Prove that $\phi(xy) = \phi(x) \phi(y)$ for any $x$ and $y$ with $(x, y) = 1$.
I understand the concept, and have done several examples proofing this but cannot put it in "proof form" because unless its a counterexample, it cannot be proven by just using the numbers that I have from a table.
The Chinese remainder theorem indicates we can always separately solve
$$\begin{cases}a\equiv b_1\mod p_1^{\alpha_1} \\ \vdots \\a\equiv b_n\mod p_n^{\alpha_n}\end{cases}$$
for distinct primes $p_i$
So since there are $\varphi(p_i^{\alpha_i})$ choices for equivalence classes mod $p_i^{\alpha_i}$ coprime to the modulus for each of the independent choices, the total number of numbers coprime to $n$ is
$$\varphi(n)=\prod_{i=1}^n\varphi(p_i^{\alpha_i})$$
If you've seen a proof of the formula $$\sum\limits_{d \mid n} \phi(d) = n$$ ($d$ runs through all the positive divisors of $n$, including $1$ and $n$), you can actually deduce the multiplicativity of $\phi$ from here. The above rule itself is not hard to prove, and requires little more than good intuition about the greatest common divisor of two numbers. I can give you a proof of the above rule if you want.
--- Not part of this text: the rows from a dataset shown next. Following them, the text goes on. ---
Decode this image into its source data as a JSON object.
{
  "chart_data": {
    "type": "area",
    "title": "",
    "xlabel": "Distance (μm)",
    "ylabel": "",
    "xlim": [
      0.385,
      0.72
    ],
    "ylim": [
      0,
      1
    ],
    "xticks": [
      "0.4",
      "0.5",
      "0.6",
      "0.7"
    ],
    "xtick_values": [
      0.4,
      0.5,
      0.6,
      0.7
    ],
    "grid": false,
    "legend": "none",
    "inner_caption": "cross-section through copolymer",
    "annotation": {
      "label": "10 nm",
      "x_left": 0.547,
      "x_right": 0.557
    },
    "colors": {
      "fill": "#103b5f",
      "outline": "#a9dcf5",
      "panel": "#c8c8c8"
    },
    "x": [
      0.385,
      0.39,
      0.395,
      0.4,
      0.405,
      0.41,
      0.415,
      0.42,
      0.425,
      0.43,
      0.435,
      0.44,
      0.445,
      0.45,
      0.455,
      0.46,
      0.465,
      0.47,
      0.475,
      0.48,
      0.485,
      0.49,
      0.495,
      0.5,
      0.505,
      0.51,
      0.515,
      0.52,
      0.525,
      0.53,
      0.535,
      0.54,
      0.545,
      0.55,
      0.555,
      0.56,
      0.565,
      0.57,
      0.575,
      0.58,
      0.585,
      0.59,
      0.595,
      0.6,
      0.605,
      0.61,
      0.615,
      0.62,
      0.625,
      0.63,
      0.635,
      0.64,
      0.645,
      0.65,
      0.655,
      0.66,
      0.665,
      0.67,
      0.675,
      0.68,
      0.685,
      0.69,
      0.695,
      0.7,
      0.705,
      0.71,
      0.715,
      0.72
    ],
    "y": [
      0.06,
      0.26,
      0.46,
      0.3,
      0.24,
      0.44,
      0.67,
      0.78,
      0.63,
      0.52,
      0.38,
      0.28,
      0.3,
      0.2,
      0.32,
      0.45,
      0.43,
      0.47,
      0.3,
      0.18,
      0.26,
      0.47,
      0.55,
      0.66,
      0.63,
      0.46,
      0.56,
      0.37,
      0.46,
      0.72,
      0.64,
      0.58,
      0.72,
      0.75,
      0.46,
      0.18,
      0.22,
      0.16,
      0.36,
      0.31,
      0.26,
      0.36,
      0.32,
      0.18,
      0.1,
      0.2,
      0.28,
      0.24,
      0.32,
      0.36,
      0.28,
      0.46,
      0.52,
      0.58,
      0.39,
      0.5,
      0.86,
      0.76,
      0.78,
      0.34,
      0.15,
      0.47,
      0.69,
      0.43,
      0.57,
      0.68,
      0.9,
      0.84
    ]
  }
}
For example, let's use the above formula to show that $\phi(pq) = \phi(p)\phi(q)$ for distinct primes $p$ and $q$. The divisors of $pq$ are $1, p, q, pq$ so $$pq = \phi(1) + \phi(p) + \phi(q) + \phi(pq) = 1 + (p-1) + (q-1) + \phi(pq)$$ which implies $$\phi(pq) = pq + 1 - p - q = (p - 1)(q-1) = \phi(p) \phi(q)$$ The general case of multiplicativity can be similarly done, although it requires some tricky induction.